Po powrocie ze szkoły rozpoczęłam już oficjalnie ferie. Nareszcie! Pomalowałam pazurki na czerwono. Zajęło mi to godzinę. Ale to przez Madzika, z którą to wykonywałyśmy nasz niecny plan. --, Założyłyśmy na fejsie spotted'a dla naszego 1 LO. Teraz tylko niech on się rozsławi i będzie pięknie. <3
*Wgapiam się w moje paznokcie. Są takie czerwone, błyszczące i... czerwone! Powiedziałam dwa razy czerwone? To nic! Bo one są naprawdę czerwone!*
Czwartkowy atak zimy. xD
I, żeby tradycji stało się zadość, macie moją mordkę. :)
Teraz wchodzę na zalukaj i szukam jakiegoś filmu do oglądnięcia. <3 Zapraszam Was na mój ->ask.fm<-
Bye, bye Skarbeńki! :*
No to tak. DZIĘKUUUUUJĘ za miłe słowa ;) Dalej. Rany ty się jarasz, a ja płaczę i macham moim feriom na pożegnanie -.-
OdpowiedzUsuńNowa. Nie lubię nowych. Jeżeli powodem przenoszenia nie są rodzice, to z człowiekiem jest coś nie halo na 90% ;D
"Wciąż ją kocham" Uwielbiam ten film i aktora... Tylko miałam rozkminę, 'Ej to nie był jej brat? Ej nie, nie wyszła przecież za swojego brata!' xD
No dobra nie będę wredna i pożyczę ci tych miłych feri, masz ;P
Pozdrawiam.
Kurcze, dziękuję za tak miłe słowa :D Bardzo jestem szczęśliwa, że wywołuję u kogoś uśmiech na twarzy po przeczytaniu moich absurdalnych przygód :D
OdpowiedzUsuńA atak zimy w czwartek był nie-sa-mo-wi-ty! Taki był śnieg, że na szkolnym dziedzińcu lepiliśmy bałwany, powstały aż cztery :D Takie tradycyjne, z marchewkowymi nosami i gałęziami w postaci rąk :D
Pozdrawiam :D
FAJNA NOTKA :)
OdpowiedzUsuńPOZDRAWIAM I ZAPRASZAM . DODAJEMY ? ;]
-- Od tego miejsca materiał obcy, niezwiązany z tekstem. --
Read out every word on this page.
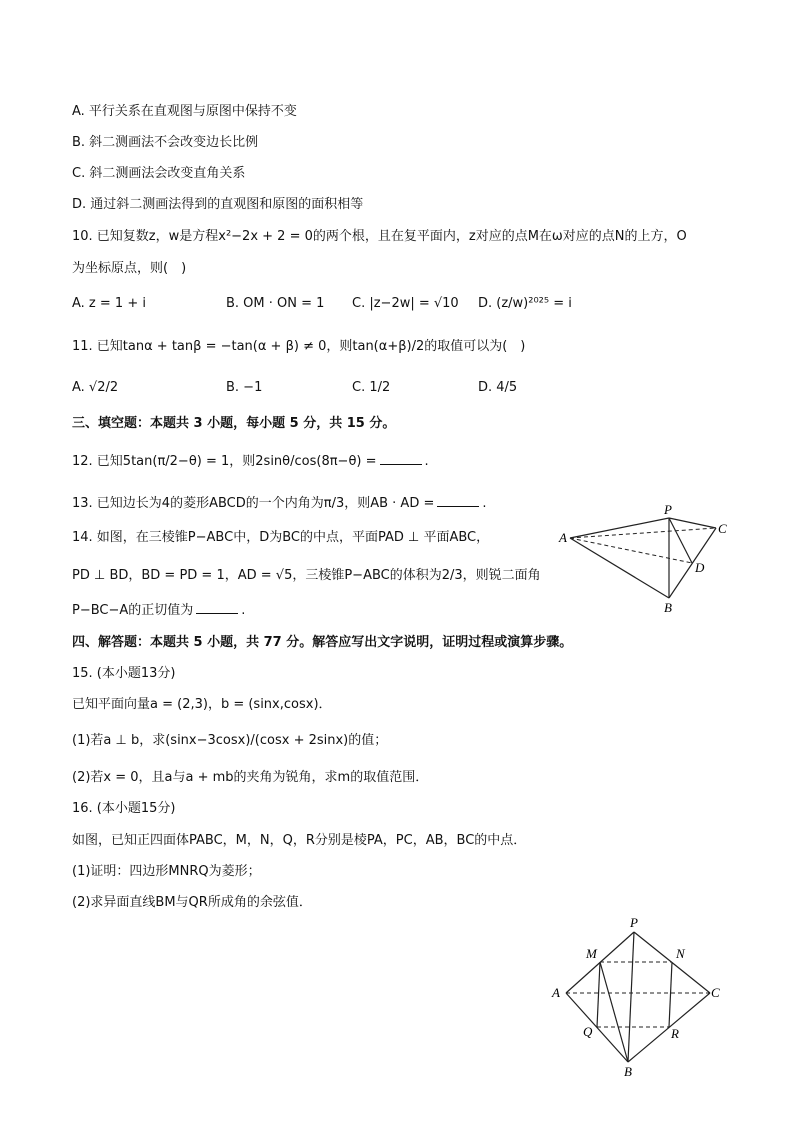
A. 平行关系在直观图与原图中保持不变
B. 斜二测画法不会改变边长比例
C. 斜二测画法会改变直角关系
D. 通过斜二测画法得到的直观图和原图的面积相等
10. 已知复数z，w是方程x²−2x + 2 = 0的两个根，且在复平面内，z对应的点M在ω对应的点N的上方，O
为坐标原点，则(　)
A. z = 1 + i	B. OM · ON = 1 C. |z−2w| = √10 D. (z/w)²⁰²⁵ = i
11. 已知tanα + tanβ = −tan(α + β) ≠ 0，则tan(α+β)/2的取值可以为(　)
A. √2/2	B. −1	C. 1/2	D. 4/5
三、填空题：本题共 3 小题，每小题 5 分，共 15 分。
12. 已知5tan(π/2−θ) = 1，则2sinθ/cos(8π−θ) =	.
13. 已知边长为4的菱形ABCD的一个内角为π/3，则AB · AD =	.
14. 如图，在三棱锥P−ABC中，D为BC的中点，平面PAD ⊥ 平面ABC，
PD ⊥ BD，BD = PD = 1，AD = √5，三棱锥P−ABC的体积为2/3，则锐二面角
P−BC−A的正切值为	.
P
A
C
D
B
四、解答题：本题共 5 小题，共 77 分。解答应写出文字说明，证明过程或演算步骤。
15. (本小题13分)
已知平面向量a = (2,3)，b = (sinx,cosx)．
(1)若a ⊥ b，求(sinx−3cosx)/(cosx + 2sinx)的值；
(2)若x = 0，且a与a + mb的夹角为锐角，求m的取值范围．
16. (本小题15分)
如图，已知正四面体PABC，M，N，Q，R分别是棱PA，PC，AB，BC的中点．
(1)证明：四边形MNRQ为菱形；
(2)求异面直线BM与QR所成角的余弦值．
P
M	N
A	C
Q	R
B
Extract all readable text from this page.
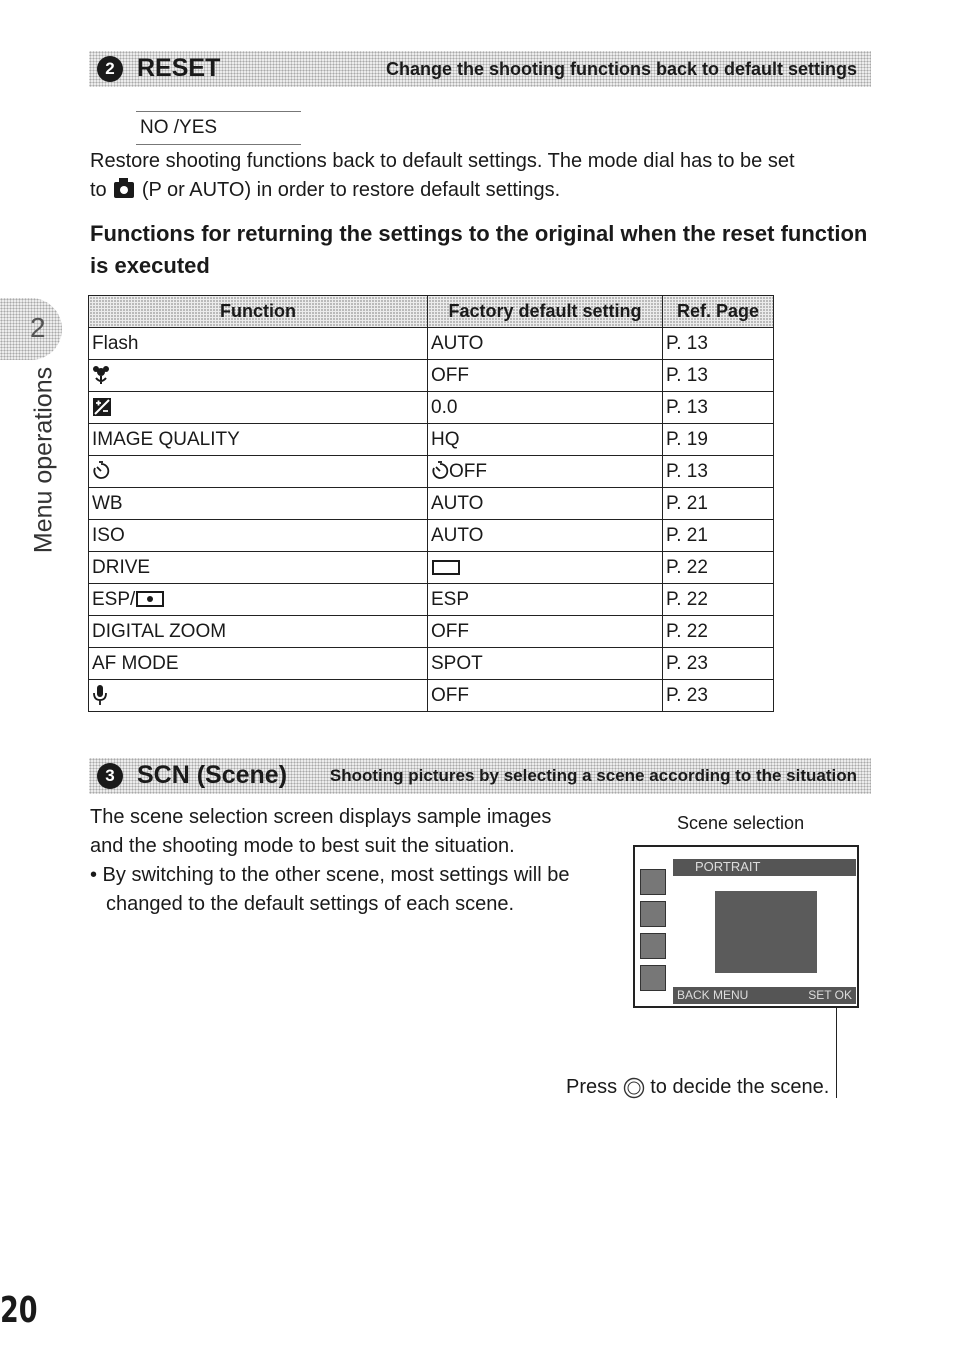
2 RESET	Change the shooting functions back to default settings
NO /YES
Restore shooting functions back to default settings. The mode dial has to be set
to (P or AUTO) in order to restore default settings.
Functions for returning the settings to the original when the reset function is executed
2
Menu operations
Function	Factory default setting	Ref. Page
Flash	AUTO	P. 13
	OFF	P. 13
	0.0	P. 13
IMAGE QUALITY	HQ	P. 19
	OFF	P. 13
WB	AUTO	P. 21
ISO	AUTO	P. 21
DRIVE		P. 22
ESP/	ESP	P. 22
DIGITAL ZOOM	OFF	P. 22
AF MODE	SPOT	P. 23
	OFF	P. 23
3 SCN (Scene)	Shooting pictures by selecting a scene according to the situation
The scene selection screen displays sample images
and the shooting mode to best suit the situation.
• By switching to the other scene, most settings will be
changed to the default settings of each scene.
Scene selection
PORTRAIT
BACK MENU	SET OK
Press to decide the scene.
20
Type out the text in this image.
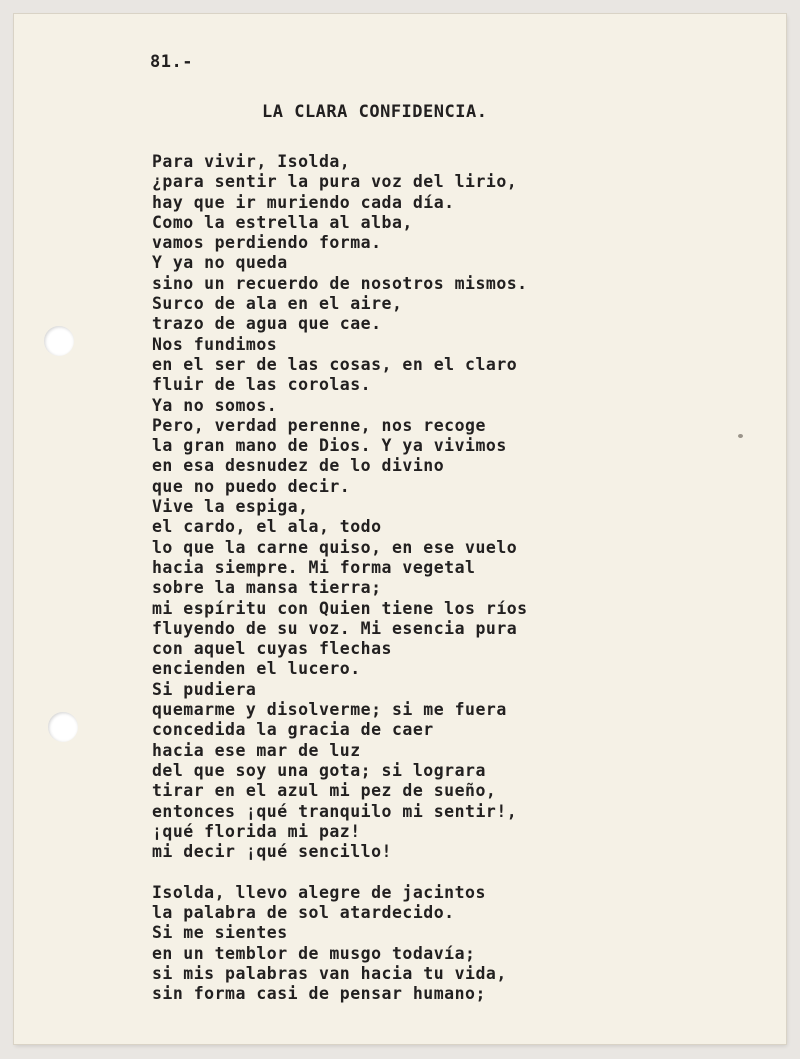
81.-
LA CLARA CONFIDENCIA.
Para vivir, Isolda,
¿para sentir la pura voz del lirio,
hay que ir muriendo cada día.
Como la estrella al alba,
vamos perdiendo forma.
Y ya no queda
sino un recuerdo de nosotros mismos.
Surco de ala en el aire,
trazo de agua que cae.
Nos fundimos
en el ser de las cosas, en el claro
fluir de las corolas.
Ya no somos.
Pero, verdad perenne, nos recoge
la gran mano de Dios. Y ya vivimos
en esa desnudez de lo divino
que no puedo decir.
Vive la espiga,
el cardo, el ala, todo
lo que la carne quiso, en ese vuelo
hacia siempre. Mi forma vegetal
sobre la mansa tierra;
mi espíritu con Quien tiene los ríos
fluyendo de su voz. Mi esencia pura
con aquel cuyas flechas
encienden el lucero.
Si pudiera
quemarme y disolverme; si me fuera
concedida la gracia de caer
hacia ese mar de luz
del que soy una gota; si lograra
tirar en el azul mi pez de sueño,
entonces ¡qué tranquilo mi sentir!,
¡qué florida mi paz!
mi decir ¡qué sencillo!
Isolda, llevo alegre de jacintos
la palabra de sol atardecido.
Si me sientes
en un temblor de musgo todavía;
si mis palabras van hacia tu vida,
sin forma casi de pensar humano;
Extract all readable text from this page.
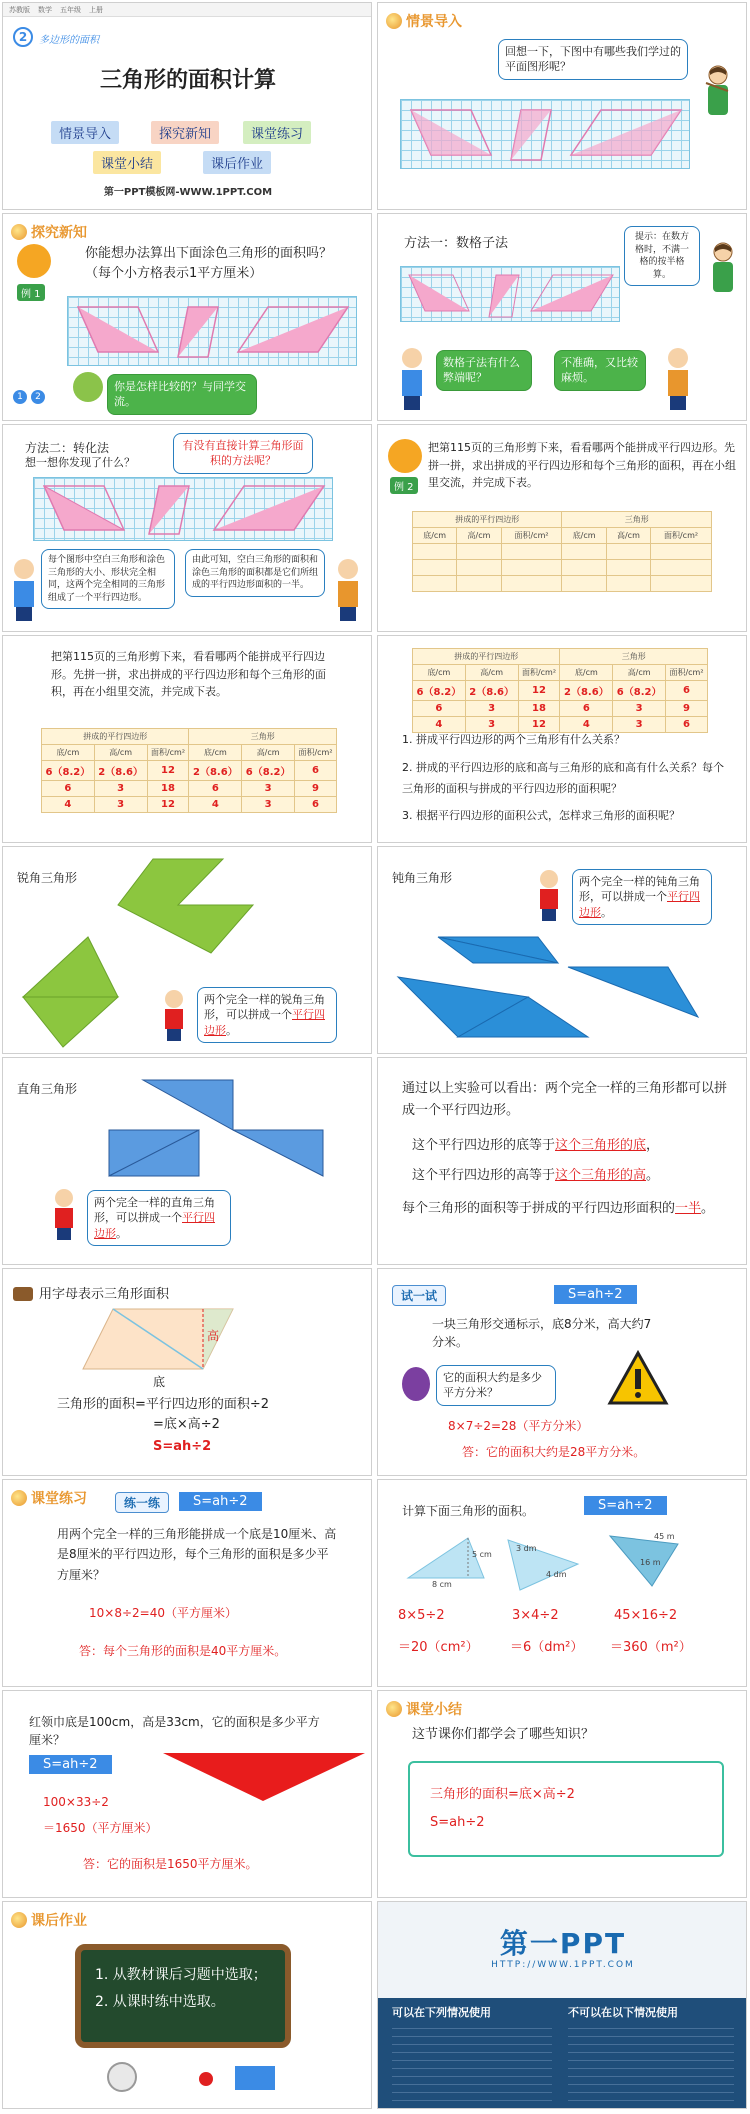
苏教版 数学 五年级 上册
2	多边形的面积
三角形的面积计算
情景导入	探究新知	课堂练习
课堂小结	课后作业
第一PPT模板网-WWW.1PPT.COM
情景导入
回想一下，下图中有哪些我们学过的平面图形呢？
探究新知
例 1
你能想办法算出下面涂色三角形的面积吗？
（每个小方格表示1平方厘米）
你是怎样比较的？与同学交流。
1	2
方法一：数格子法	提示：在数方格时，不满一格的按半格算。
数格子法有什么弊端呢？
不准确，又比较麻烦。
方法二：转化法
想一想你发现了什么？
有没有直接计算三角形面积的方法呢？
每个图形中空白三角形和涂色三角形的大小、形状完全相同，这两个完全相同的三角形组成了一个平行四边形。
由此可知，空白三角形的面积和涂色三角形的面积都是它们所组成的平行四边形面积的一半。
例 2
把第115页的三角形剪下来，看看哪两个能拼成平行四边形。先拼一拼，求出拼成的平行四边形和每个三角形的面积，再在小组里交流，并完成下表。
拼成的平行四边形			三角形		
底/cm	高/cm	面积/cm²	底/cm	高/cm	面积/cm²

把第115页的三角形剪下来，看看哪两个能拼成平行四边形。先拼一拼，求出拼成的平行四边形和每个三角形的面积，再在小组里交流，并完成下表。
拼成的平行四边形			三角形		
底/cm	高/cm	面积/cm²	底/cm	高/cm	面积/cm²
6（8.2）	2（8.6）	12	2（8.6）	6（8.2）	6
6	3	18	6	3	9
4	3	12	4	3	6
拼成的平行四边形			三角形		
底/cm	高/cm	面积/cm²	底/cm	高/cm	面积/cm²
6（8.2）	2（8.6）	12	2（8.6）	6（8.2）	6
6	3	18	6	3	9
4	3	12	4	3	6
1. 拼成平行四边形的两个三角形有什么关系？
2. 拼成的平行四边形的底和高与三角形的底和高有什么关系？每个三角形的面积与拼成的平行四边形的面积呢？
3. 根据平行四边形的面积公式，怎样求三角形的面积呢？
锐角三角形
两个完全一样的锐角三角形，可以拼成一个平行四边形。
钝角三角形	两个完全一样的钝角三角形，可以拼成一个平行四边形。
直角三角形
两个完全一样的直角三角形，可以拼成一个平行四边形。
通过以上实验可以看出：两个完全一样的三角形都可以拼成一个平行四边形。
这个平行四边形的底等于这个三角形的底，
这个平行四边形的高等于这个三角形的高。
每个三角形的面积等于拼成的平行四边形面积的一半。
用字母表示三角形面积
高
底
三角形的面积=平行四边形的面积÷2
=底×高÷2
S=ah÷2
试一试	S=ah÷2
一块三角形交通标示，底8分米，高大约7分米。
它的面积大约是多少平方分米？
8×7÷2=28（平方分米）
答：它的面积大约是28平方分米。
课堂练习	练一练	S=ah÷2
用两个完全一样的三角形能拼成一个底是10厘米、高是8厘米的平行四边形，每个三角形的面积是多少平方厘米？
10×8÷2=40（平方厘米）
答：每个三角形的面积是40平方厘米。
计算下面三角形的面积。	S=ah÷2
8 cm
5 cm
3 dm
4 dm
45 m
16 m
8×5÷2
＝20（cm²）
3×4÷2
＝6（dm²）
45×16÷2
＝360（m²）
红领巾底是100cm，高是33cm，它的面积是多少平方厘米？
S=ah÷2
100×33÷2
＝1650（平方厘米）
答：它的面积是1650平方厘米。
课堂小结
这节课你们都学会了哪些知识？
三角形的面积=底×高÷2
S=ah÷2
课后作业
1. 从教材课后习题中选取；
2. 从课时练中选取。
第一PPT
HTTP://WWW.1PPT.COM
可以在下列情况使用	不可以在以下情况使用
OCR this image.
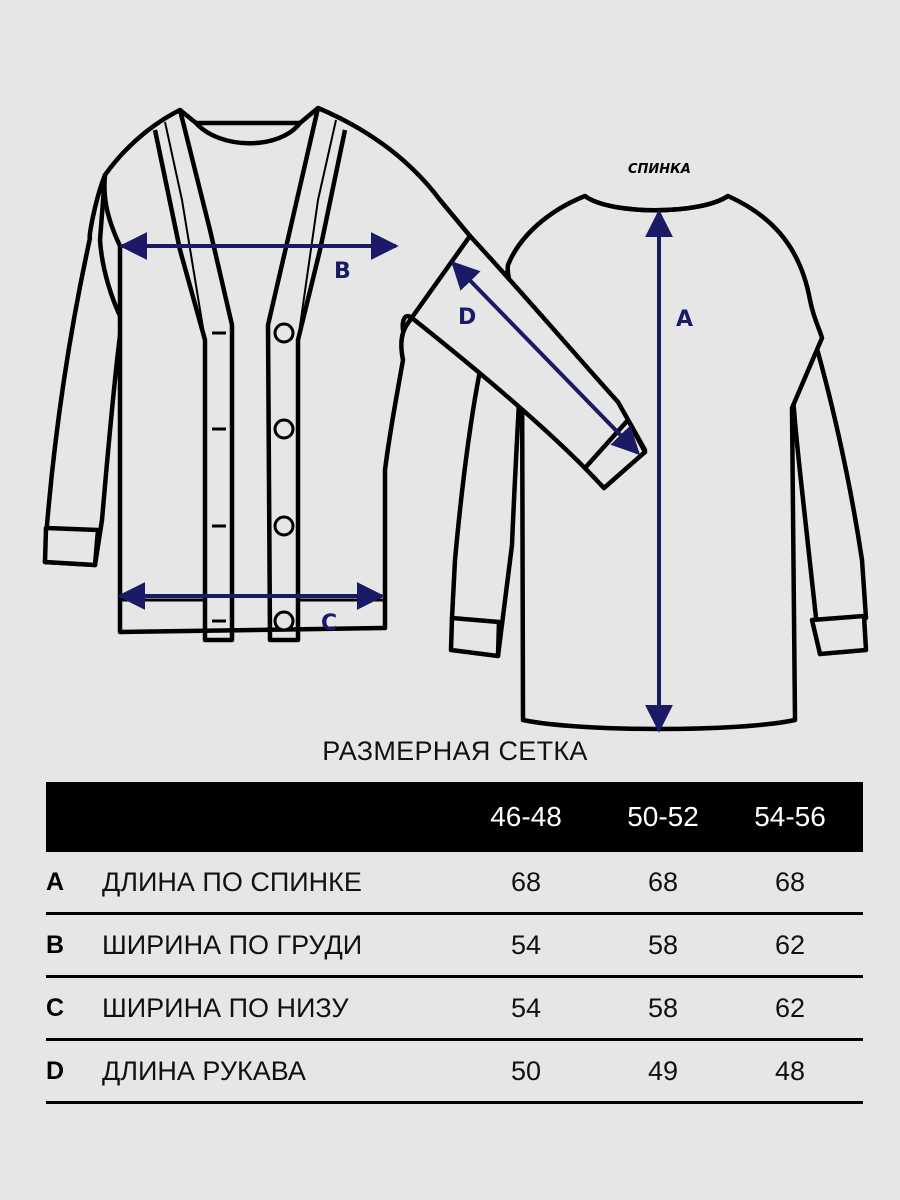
СПИНКА
A
B
C
D
РАЗМЕРНАЯ СЕТКА
46-48	50-52	54-56
A ДЛИНА ПО СПИНКЕ	68	68	68
B ШИРИНА ПО ГРУДИ	54	58	62
C ШИРИНА ПО НИЗУ	54	58	62
D ДЛИНА РУКАВА	50	49	48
Cieszę się, że napisałaś Top 5 i dziękuję za miłe słowa! :) Skoro postcrossing tak Cię kusi to zacznij! ;D Jak raz Cie wciągnie to ciężko będzie się odciągnąć :)
OdpowiedzUsuńw końcu, w końcu ferie <3 u mnie też z zacnym "Makbetem", niestety. Nowi w klasie zawsze są dziwni. To mojej klasy doszła owa Klaudia i też jest dziwna. Wszyscy tak o niej mówią. A do imienia Asia mam niesamowicie wielki uraz!! ;/ "Wciąż Ją Kocham" to cudowny film <3. Z resztą jak wszystkie na podstawie powiesi Sparksa. Moim faworytem jest "Szkoła Uczuć", polecam! :D
<3
Dziękuję ;* Ślicznie Ci w loczkach *.*
OdpowiedzUsuńZapraszam no nową notkę : ) http://jusinks.blogspot.com/
OdpowiedzUsuńPs.
Dzięki za miłe słowa ; * Fajnie wyglądasz na tym zdjęciu.